Katholische Schwangerschaftsberatung davasında verilen Hukuk Sözcüsü görüşü, din ve inanca dayalı mesleki gerekliliklerin sınırlarını yeniden gündeme taşımıştır. Bu bağlamda, Egenberger kararında temelleri atılan (ve IR kararı ile daha ileriye taşınan) mesleki gereklilikler ile din ve inanç özgürlüğü arasındaki denge testinin somutlaştırılması yönünde güçlü bir yaklaşım öne sürülmüştür.

Hukuk Sözcüsü görüşü, kiliselerin özerklik hakkı ile çalışanların ayrımcılığa uğramama hakkı arasındaki gerilimi dengelemek amacıyla “gerçek, meşru ve haklı” kriterlerinin dar yorumlanması gerektiğini bir kez daha vurgulamış gibi görünmektedir. Somut olay üzerinden hareketle, mesleki gerekliliklerde “gerçeklik” kriterinin yokluğu, bu kriterin kiliselerin statüsü çerçevesinde ele alınması ve bunun sonuçları ortaya koyulmuştur. Bu yaklaşım, dini kurumların özerklik haklarını korurken, çalışanların temel haklarını ihlal etmemelerini sağlayan denetim mekanizmasının güçlendirilmesi açısından önem taşımaktadır.

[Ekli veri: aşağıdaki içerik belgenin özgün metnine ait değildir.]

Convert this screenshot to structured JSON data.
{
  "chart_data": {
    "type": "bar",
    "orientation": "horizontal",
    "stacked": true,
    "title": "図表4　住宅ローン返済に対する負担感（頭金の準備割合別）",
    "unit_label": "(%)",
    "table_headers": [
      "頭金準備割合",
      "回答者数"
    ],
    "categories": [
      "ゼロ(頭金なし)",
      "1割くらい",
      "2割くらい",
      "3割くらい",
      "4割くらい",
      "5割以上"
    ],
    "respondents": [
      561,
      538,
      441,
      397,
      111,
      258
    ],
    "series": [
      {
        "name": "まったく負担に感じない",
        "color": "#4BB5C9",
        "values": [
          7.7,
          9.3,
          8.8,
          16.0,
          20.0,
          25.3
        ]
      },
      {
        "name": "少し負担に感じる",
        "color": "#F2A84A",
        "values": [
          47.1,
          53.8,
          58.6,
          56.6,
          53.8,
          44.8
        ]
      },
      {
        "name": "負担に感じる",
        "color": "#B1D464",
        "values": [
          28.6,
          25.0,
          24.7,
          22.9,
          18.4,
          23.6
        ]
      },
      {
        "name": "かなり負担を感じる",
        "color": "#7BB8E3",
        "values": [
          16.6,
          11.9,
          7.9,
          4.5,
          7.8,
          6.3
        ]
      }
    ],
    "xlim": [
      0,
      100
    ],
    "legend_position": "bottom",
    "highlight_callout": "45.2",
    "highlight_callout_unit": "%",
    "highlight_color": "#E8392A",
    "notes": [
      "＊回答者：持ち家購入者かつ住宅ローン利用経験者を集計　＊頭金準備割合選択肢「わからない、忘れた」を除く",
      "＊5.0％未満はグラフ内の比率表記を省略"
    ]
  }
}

Sonuç olarak, ABAD, Hukuk Sözcüsü görüşünü takip ederse (ki Hukuk Sözcüsü görüşleri ABAD kararları açısından bağlayıcı değildir) bunun pratikte potansiyel bir çıktısının olacağı da düşünülebilir. Nitekim, bir AB Hukuku kavramı daha net bir şekilde yorumlanmış olacaktır. Çerçeve İstihdam Direktifinde yer alan “gerçek meşru ve haklı mesleki gereklilik” ifadesinin daha açık bir şekilde ortaya koyulması, hukuki açıdan netlik yaratacak ve içtihat hukukunu zenginleştirecektir. Bununla birlikte, unutulmamalıdır ki ABAD önüne gelen her bir olay kendine özgü olup tekrar ve dikkatle inceleme yapmayı gerektirecektir.